Werkstudenten und Datenpfleger sucht ihr (auch?), lese ich. Und Fotokopierer und Scanner fürchte ich. Denn die technischen Schnittstellen für schlanke Datenprozesse, die auch den tradierten Versicherungsmaklern bei ihrer Bestandführung fehlen, ihr FinTechs habt sie nicht neu erfunden. Es gibt diese Schnittstellen kaum, über GDV- oder Bipro-Standard hinaus ist wohl kaum ein FinTech „schlauer“ als die alte Versicherungswelt. Weswegen ich fürchte, dass die FinTechs nicht schlank organisiert sind, sondern mit Datenpflegern händisch arbeiten. Aber ich kann mich irren, nach vier erfolgreich geborenen und inkubierten Startups.
Dominik Groenen ist Gründer in der Versicherungsbranche. Mit massUp hat Dominik Groenen seit 2010 fünf Versicherungs-Startups gegründet.
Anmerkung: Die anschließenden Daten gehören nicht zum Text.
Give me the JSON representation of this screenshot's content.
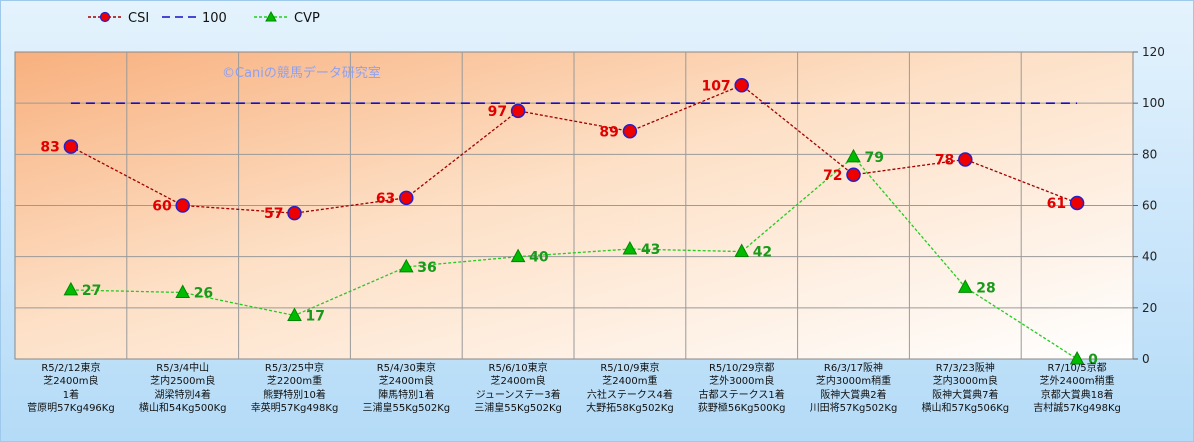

Die ersten vier Unternehmen seien bereits erfolgreich. massUp ist eine Versicherungs-API für Annex, Nischen und Kurzzeitversicherungen im Vermittlermarkt. Im Dezember 2015 haben Dominik und sein Partner Fabian Fischer mit massUp den Sprung ins Startupbootcamp nach London geschafft. Aktuell arbeitet das Team an der internationalen Expansion nach UK, Spanien, Frankreich, Polen, Österreich, Schweiz und Italien.